Closed laurabiggins closed 2 years ago
I've written a separate post-processing script that takes a gtf output file from nexons and creates a new gtf file with each exon on a separate line. This should be compatible with IGV. Information from the first and last splice sites currently get thrown away.
I checked the extracted gtf outputs.
[ ] It requires quotes around the names of gene id, transcript id and exon id separated by semi colon (;). The order should be like this pasted in one column: gene_id "SIRV1"; transcript_id "SIRV101"; exon_number "0";
[ ] Splice_pattern column can be discarded for this igv gtf file since exon positions and numbers are specified at V4, V5 and V9, respectively.
I could modify it on R and add an exon number at each row. Normally, the exon number starts from 0. Since our first exon is missing, I started it from 1.

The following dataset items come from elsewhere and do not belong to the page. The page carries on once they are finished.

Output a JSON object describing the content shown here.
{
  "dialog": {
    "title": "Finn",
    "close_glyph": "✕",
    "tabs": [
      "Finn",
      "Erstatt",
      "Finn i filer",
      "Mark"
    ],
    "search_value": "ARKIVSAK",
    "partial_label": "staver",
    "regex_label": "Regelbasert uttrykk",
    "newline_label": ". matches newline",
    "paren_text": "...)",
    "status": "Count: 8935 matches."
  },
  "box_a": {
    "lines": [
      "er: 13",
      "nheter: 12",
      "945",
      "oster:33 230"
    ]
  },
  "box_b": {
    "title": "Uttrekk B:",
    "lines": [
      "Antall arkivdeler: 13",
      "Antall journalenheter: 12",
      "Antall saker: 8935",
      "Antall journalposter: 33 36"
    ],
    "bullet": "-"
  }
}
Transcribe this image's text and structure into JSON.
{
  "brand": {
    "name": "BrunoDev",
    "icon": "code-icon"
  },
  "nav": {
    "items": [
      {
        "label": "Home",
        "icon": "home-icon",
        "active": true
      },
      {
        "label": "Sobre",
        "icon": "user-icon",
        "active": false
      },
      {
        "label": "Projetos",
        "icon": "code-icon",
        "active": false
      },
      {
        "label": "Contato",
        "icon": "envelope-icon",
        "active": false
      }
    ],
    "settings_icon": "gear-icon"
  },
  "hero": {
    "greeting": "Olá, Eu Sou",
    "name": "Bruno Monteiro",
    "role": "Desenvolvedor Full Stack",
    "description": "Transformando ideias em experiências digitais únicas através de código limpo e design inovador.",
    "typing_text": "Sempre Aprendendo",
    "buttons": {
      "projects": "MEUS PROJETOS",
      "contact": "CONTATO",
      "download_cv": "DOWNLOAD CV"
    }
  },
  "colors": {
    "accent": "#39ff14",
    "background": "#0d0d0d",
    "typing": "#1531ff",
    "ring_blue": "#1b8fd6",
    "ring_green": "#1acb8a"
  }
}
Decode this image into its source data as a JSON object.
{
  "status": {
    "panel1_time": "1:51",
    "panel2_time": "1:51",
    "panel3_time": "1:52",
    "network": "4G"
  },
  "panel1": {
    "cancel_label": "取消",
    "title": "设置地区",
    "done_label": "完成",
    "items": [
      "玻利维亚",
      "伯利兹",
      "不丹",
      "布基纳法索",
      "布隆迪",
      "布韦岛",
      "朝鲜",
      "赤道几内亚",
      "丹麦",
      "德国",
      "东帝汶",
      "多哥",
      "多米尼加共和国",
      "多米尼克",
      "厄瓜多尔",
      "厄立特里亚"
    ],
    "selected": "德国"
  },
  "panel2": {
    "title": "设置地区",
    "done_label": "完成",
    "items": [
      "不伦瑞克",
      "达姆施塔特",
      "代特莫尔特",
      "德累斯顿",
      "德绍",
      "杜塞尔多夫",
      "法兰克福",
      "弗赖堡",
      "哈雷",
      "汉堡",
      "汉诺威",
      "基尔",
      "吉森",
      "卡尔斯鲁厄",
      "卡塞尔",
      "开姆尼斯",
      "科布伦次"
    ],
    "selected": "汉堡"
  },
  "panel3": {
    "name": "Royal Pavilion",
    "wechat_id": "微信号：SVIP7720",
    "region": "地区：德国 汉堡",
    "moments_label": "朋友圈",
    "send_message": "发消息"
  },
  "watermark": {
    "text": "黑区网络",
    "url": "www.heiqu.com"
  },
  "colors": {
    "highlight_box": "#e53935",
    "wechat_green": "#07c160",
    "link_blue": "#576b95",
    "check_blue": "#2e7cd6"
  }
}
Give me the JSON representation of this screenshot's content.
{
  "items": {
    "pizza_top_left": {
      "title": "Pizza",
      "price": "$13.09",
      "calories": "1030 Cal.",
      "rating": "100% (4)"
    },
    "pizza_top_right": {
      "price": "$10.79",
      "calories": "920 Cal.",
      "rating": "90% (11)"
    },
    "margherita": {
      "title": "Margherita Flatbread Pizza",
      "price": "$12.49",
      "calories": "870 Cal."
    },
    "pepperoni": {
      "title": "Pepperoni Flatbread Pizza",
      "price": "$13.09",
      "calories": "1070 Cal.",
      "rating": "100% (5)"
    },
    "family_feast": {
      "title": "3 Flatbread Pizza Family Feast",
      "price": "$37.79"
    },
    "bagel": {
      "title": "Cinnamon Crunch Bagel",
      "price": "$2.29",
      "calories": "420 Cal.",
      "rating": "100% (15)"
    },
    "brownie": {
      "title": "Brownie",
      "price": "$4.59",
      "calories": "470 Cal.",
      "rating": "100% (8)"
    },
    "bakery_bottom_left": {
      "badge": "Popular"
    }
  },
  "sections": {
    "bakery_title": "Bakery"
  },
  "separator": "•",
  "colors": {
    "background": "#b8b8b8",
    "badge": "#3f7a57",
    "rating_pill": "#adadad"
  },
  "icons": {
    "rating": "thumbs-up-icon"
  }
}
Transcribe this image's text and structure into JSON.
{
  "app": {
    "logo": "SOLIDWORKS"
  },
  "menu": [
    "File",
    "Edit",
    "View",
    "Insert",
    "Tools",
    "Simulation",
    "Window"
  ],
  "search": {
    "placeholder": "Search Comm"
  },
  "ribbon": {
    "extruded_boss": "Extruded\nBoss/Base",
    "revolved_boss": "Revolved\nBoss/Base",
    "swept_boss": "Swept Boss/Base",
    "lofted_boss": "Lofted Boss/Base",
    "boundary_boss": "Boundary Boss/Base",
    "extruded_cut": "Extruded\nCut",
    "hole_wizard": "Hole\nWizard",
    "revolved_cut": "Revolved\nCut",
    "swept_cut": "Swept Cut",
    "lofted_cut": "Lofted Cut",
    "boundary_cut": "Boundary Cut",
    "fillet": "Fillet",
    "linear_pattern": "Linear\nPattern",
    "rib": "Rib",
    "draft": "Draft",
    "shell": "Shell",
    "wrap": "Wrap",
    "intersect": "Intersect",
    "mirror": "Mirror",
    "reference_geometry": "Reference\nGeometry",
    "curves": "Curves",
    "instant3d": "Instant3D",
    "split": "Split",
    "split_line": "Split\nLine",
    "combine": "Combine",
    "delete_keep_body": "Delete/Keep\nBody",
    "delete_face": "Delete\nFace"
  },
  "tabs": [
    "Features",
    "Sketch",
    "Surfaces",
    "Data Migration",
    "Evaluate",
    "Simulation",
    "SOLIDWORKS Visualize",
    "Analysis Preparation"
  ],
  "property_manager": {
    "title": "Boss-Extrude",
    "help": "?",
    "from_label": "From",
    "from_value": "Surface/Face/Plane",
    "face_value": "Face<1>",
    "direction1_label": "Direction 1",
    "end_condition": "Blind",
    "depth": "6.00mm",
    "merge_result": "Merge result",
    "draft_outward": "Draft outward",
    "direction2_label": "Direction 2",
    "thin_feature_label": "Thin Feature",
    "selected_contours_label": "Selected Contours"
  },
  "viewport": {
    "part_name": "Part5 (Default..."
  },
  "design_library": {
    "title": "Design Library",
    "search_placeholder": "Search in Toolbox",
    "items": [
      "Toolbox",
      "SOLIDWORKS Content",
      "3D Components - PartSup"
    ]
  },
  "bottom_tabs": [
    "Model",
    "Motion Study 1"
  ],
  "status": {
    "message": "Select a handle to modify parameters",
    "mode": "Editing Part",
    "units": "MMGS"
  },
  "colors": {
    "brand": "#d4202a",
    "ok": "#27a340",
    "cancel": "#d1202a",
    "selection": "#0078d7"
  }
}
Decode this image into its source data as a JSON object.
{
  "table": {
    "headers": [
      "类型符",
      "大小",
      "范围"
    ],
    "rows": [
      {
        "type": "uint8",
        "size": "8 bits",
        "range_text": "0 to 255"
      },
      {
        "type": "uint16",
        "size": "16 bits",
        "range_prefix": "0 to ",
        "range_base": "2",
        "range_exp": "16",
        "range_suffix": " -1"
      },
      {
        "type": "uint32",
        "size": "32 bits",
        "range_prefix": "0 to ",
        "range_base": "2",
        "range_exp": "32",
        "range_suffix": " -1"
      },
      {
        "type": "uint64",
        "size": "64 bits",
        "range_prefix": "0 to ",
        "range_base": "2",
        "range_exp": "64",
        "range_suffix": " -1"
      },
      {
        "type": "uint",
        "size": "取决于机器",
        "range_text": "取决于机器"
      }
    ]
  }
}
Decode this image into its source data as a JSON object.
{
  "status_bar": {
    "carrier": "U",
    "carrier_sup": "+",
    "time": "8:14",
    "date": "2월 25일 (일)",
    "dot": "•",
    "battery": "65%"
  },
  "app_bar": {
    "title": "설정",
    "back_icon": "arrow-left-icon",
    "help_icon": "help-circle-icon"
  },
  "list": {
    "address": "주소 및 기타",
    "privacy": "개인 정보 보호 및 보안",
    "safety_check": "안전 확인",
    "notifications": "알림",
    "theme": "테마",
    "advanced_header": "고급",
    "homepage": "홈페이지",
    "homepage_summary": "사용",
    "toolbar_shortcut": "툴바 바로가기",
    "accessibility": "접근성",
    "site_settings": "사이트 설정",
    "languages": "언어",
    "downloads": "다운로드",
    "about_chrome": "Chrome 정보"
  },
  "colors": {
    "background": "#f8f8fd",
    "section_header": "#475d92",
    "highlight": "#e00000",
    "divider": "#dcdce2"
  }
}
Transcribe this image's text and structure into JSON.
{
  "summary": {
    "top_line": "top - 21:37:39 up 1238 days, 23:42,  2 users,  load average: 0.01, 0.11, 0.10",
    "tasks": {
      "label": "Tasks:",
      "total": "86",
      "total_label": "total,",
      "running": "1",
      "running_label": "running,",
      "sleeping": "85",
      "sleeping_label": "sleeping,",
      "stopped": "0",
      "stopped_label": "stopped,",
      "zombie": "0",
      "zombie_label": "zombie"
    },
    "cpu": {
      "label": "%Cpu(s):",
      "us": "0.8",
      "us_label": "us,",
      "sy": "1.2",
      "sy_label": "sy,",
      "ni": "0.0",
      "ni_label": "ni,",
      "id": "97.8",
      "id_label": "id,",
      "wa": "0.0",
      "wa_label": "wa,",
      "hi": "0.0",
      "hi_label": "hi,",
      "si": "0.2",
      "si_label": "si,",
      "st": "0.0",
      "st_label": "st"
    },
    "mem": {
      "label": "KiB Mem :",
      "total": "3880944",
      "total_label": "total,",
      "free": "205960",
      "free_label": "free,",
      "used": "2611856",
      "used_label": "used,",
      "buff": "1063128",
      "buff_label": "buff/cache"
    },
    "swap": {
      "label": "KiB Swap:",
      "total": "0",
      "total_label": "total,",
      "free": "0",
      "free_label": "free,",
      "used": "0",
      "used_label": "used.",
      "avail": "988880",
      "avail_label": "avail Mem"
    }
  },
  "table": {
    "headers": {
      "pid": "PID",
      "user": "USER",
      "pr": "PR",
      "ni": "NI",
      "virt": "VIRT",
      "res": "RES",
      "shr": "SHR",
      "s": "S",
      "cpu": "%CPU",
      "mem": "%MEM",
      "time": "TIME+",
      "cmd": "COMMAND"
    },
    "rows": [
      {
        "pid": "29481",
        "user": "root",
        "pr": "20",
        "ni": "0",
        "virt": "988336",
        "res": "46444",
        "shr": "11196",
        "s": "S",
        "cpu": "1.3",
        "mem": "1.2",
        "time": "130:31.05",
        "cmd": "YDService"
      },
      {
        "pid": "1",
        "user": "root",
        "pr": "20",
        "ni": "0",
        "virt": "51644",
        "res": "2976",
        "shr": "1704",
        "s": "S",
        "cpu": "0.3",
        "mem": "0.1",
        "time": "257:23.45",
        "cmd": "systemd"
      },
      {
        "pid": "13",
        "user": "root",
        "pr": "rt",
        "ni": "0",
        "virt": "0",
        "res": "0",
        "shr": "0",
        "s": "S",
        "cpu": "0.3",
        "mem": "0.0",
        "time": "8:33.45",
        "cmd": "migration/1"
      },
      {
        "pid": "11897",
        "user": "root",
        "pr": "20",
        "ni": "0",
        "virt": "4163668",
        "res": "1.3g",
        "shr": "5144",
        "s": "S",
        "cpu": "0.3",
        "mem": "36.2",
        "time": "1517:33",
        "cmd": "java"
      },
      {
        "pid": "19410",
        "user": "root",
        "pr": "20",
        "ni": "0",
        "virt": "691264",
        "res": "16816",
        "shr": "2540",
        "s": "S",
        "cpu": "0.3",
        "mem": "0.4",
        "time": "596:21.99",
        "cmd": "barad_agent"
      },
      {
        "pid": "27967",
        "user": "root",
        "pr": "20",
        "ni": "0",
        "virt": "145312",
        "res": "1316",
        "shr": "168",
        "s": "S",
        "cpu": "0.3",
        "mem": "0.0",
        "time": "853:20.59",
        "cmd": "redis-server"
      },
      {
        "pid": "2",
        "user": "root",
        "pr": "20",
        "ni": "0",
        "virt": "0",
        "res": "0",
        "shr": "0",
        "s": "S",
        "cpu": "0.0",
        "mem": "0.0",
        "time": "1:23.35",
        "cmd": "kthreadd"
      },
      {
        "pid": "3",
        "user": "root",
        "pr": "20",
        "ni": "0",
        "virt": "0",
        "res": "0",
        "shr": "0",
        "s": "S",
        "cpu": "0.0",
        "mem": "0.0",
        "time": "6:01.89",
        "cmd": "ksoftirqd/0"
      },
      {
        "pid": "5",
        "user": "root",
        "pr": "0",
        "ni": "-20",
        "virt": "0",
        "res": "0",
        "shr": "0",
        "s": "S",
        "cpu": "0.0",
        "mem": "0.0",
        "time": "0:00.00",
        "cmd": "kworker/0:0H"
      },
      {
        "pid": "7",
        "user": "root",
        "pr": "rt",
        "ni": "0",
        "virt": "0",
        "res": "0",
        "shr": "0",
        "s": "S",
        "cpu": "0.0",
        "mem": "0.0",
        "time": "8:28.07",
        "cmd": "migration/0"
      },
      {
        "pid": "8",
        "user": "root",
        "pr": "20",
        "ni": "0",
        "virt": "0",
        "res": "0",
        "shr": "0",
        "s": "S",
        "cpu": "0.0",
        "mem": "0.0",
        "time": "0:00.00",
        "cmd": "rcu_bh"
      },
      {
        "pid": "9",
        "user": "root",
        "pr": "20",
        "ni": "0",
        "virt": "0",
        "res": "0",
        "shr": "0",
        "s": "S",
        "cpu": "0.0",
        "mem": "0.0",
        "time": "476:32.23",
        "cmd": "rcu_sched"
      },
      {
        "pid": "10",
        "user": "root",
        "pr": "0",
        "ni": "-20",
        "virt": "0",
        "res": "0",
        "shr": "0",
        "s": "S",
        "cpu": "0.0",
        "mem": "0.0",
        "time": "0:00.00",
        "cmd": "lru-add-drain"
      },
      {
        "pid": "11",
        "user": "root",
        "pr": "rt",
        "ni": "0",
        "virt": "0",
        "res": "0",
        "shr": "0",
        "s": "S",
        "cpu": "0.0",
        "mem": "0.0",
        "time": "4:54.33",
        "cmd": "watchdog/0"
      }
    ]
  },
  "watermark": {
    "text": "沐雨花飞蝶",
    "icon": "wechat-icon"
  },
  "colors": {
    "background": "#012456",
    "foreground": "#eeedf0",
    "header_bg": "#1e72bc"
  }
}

SIRV1 nexons transcript 1494 10414 7 - 0 gene_id "SIRV1"; transcript_id "Variant24";
SIRV1 nexons exon 6328 6481 7 - 0 gene_id "SIRV1"; transcript_id "Variant24"; exon_number "1";
Since the first and last splice sites are thrown away, it does not collate correctly in IGV. That's why, it is difficult to use this to calculate the precision and sensitivity of exon detection using gffcompare.
Nexons has an option to create gtf output files, but these do not separate out the exons on to individual rows, so we can't see the individual exons when visualising in IGV.